A nice family movie featuring a 15-year-old Keira Knightley.
27 December 2004
Warning: Spoilers
(No spoilers in the first two paragraphs.) Princess of Thieves (2001) takes the Robin Hood story one step forward. As the movie starts we see a very young Gwyn, Robin's daughter, waking in the morning and, as she goes about her routine, she turns into progressively older girls until we see the Gwen of this movie, Keira Knightly at 15. It was a good way to show the transition in just a minute or so of screen time. We find out that she has not seen Robin, her dad, in some time and eagerly awaited his arrival.

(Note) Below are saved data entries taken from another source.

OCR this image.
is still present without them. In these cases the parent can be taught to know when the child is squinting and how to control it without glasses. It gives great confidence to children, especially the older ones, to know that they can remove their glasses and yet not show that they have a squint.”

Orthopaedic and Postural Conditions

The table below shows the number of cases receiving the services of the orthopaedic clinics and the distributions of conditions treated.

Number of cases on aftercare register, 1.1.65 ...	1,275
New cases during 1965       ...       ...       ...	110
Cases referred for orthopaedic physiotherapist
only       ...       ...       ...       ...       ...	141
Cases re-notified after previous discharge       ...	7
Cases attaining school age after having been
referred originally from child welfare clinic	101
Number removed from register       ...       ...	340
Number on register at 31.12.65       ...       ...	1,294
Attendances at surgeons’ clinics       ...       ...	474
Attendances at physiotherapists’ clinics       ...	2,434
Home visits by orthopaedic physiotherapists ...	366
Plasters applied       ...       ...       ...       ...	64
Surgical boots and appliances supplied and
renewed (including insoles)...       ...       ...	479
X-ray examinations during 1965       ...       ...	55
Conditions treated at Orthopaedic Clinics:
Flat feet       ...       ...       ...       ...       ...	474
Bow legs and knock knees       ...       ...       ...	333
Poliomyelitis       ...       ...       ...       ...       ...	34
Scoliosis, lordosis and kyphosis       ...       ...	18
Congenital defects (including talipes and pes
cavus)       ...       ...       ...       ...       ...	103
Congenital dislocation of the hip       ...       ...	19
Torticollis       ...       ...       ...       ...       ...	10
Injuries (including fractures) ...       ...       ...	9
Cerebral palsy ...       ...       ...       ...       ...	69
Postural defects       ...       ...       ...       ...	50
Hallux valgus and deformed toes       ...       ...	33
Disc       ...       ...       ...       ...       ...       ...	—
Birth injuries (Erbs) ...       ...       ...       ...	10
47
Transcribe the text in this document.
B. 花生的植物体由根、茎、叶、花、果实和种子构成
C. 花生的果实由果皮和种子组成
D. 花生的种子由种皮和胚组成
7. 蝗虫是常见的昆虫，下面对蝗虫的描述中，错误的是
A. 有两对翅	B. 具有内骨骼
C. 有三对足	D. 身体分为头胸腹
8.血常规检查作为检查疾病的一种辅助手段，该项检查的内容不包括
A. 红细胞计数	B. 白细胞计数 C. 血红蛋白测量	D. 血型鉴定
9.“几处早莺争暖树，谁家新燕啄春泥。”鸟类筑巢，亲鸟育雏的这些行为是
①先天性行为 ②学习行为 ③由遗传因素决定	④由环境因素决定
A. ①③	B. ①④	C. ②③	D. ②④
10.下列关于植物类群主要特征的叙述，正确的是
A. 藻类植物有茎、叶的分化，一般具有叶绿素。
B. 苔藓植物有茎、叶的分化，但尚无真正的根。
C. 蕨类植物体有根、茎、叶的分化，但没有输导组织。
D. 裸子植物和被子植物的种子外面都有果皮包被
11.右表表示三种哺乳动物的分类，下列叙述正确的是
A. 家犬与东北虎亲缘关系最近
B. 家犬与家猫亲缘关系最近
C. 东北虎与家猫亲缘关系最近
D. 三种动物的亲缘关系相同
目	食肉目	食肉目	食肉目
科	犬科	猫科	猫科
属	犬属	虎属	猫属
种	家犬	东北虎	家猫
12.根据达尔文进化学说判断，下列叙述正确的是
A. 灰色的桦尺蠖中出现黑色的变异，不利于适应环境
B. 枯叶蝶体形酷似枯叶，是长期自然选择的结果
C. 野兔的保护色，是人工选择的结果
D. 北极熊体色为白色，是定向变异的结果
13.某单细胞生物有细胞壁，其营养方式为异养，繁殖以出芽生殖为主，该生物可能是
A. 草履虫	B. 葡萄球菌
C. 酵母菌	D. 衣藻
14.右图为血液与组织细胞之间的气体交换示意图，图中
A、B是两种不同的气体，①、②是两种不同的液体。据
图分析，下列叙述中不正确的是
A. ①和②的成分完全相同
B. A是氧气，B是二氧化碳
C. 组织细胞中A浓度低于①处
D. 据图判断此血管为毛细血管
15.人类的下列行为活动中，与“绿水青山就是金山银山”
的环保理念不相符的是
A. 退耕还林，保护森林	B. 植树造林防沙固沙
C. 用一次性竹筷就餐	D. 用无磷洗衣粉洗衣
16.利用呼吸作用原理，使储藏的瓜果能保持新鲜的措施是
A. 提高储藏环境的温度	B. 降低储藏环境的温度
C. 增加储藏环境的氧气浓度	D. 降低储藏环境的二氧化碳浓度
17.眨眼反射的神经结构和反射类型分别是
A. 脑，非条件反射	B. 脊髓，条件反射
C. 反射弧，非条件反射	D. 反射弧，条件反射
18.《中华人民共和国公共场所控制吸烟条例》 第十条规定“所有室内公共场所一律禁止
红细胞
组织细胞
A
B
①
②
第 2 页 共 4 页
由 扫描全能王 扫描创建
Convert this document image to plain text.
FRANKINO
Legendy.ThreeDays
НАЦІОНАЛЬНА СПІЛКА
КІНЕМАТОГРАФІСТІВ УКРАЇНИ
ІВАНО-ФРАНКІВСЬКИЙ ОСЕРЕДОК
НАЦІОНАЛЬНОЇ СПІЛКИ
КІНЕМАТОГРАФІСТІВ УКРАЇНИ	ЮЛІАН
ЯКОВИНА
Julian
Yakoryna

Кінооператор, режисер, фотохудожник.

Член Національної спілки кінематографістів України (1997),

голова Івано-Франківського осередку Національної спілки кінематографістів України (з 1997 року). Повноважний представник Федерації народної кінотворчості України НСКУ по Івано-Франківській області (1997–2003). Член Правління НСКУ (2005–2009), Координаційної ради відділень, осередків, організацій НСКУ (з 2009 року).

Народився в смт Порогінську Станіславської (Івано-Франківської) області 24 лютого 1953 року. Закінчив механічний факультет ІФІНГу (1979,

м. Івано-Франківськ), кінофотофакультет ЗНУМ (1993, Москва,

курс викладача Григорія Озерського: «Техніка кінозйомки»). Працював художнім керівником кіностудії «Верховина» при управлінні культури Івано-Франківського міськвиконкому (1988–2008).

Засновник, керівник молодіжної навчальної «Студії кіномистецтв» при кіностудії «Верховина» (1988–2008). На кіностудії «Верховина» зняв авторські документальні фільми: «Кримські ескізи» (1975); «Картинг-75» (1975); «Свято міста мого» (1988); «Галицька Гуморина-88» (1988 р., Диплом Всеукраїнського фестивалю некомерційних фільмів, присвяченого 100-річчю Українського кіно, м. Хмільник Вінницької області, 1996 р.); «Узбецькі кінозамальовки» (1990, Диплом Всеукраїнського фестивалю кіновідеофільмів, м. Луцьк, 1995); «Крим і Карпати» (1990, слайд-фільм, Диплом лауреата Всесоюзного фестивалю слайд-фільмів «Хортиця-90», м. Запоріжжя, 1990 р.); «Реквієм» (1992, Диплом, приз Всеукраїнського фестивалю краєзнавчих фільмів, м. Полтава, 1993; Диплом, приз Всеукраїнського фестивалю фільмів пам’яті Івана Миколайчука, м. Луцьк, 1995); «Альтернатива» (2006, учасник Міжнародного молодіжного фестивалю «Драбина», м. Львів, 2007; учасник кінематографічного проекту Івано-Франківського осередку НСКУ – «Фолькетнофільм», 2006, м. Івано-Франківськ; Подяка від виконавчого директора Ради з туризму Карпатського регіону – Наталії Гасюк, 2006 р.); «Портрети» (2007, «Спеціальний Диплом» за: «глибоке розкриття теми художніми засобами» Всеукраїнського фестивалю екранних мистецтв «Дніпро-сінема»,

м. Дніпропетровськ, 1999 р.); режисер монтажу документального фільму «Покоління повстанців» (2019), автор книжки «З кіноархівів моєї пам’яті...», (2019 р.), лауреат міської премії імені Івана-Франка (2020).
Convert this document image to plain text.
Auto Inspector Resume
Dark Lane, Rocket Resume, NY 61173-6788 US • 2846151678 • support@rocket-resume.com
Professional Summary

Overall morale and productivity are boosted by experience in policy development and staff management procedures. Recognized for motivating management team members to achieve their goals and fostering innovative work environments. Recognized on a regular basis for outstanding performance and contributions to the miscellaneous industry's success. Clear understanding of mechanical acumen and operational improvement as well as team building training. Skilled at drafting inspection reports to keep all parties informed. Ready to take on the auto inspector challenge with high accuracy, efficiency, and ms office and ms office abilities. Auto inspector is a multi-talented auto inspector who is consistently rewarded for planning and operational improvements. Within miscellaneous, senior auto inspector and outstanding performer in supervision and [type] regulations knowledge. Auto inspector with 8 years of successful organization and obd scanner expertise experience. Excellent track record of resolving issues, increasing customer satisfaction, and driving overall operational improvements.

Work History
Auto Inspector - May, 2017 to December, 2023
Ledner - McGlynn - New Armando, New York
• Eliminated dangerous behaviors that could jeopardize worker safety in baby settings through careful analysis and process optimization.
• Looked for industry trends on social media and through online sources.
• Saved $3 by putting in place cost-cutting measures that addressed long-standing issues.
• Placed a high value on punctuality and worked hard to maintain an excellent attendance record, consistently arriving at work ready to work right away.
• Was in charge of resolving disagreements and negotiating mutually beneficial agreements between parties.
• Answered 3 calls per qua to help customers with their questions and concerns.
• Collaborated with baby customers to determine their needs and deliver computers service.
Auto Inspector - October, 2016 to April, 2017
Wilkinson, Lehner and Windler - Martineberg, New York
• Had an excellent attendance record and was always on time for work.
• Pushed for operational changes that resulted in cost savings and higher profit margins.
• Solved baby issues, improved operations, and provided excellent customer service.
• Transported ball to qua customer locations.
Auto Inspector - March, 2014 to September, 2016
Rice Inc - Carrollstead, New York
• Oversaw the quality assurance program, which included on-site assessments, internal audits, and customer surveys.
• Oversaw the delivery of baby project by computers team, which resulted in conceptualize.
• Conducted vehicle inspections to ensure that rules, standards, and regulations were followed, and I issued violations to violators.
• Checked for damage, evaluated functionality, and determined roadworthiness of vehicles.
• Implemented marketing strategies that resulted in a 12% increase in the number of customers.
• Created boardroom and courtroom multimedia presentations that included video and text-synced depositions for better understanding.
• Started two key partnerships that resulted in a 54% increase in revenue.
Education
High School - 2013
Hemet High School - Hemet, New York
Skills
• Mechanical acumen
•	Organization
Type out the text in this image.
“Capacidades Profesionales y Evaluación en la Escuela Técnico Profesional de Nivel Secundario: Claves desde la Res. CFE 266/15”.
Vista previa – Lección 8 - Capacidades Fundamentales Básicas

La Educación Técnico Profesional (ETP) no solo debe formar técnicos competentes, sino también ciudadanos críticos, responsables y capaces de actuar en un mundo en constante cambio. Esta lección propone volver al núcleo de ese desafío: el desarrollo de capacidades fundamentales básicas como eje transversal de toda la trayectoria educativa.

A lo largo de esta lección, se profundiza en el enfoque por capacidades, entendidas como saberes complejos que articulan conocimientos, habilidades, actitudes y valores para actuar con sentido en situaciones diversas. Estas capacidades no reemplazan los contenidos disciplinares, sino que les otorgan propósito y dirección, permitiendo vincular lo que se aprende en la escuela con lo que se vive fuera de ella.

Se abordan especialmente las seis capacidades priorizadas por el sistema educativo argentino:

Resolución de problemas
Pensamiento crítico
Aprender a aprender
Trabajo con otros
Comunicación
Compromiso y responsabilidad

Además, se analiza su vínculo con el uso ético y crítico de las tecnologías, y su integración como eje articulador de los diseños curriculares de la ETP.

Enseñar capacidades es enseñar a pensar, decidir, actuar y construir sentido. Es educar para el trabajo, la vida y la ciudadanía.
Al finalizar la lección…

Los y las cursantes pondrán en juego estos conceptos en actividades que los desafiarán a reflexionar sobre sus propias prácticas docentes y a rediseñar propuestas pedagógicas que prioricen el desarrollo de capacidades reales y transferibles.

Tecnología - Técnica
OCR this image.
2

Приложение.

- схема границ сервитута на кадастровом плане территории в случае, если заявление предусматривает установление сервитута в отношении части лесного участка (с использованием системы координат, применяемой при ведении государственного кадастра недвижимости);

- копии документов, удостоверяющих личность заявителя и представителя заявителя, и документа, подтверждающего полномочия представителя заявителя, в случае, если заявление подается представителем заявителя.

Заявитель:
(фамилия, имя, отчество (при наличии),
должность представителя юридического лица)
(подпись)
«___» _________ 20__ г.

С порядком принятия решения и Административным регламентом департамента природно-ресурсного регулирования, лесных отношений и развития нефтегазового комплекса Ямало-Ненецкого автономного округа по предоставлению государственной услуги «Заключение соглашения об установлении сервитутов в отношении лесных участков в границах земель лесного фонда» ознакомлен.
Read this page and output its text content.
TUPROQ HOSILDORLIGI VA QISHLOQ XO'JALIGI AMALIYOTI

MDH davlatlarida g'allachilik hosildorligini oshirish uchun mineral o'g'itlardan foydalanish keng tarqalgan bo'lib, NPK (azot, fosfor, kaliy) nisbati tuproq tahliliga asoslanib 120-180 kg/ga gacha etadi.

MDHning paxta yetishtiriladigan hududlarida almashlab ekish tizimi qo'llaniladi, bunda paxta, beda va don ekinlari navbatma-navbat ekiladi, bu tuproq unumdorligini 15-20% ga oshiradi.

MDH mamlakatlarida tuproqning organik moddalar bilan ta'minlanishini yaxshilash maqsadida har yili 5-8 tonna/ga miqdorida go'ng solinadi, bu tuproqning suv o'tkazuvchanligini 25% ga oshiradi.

What I liked about the development of the story is that young Gwen did not kick butt right away, after she decided to follow in her dad's footsteps. She made mistakes, sometimes getting others in trouble, but gradually learned how to harness her eagerness and wait for the right moments to take action. Even though she was only 15, a point dwelled on in the DVD's making of special, she was quite an accomplished actress, and held her own against the likes of Malcolm McDowell who plays the Sheriff of Nottingham, and Stuart Wilson who was Robin Hood.

SPOILERS in the remaining comments. There is a conflict between the King's evil brother, and the King's illegitimate son, the young Prince, for the Crown. Against her father's wishes, Gwen cuts her hair short to be taken for a young boy, and sets out to save her captured dad. Along the way she and the young Prince get together, they help each other, eventually the evil brother is brought down and the Prince becomes the new King. Robin Hood, now a 50-ish man, is saved. The young King wishes Gwen could be his queen, but as a commoner she cannot. So he vows to never get married.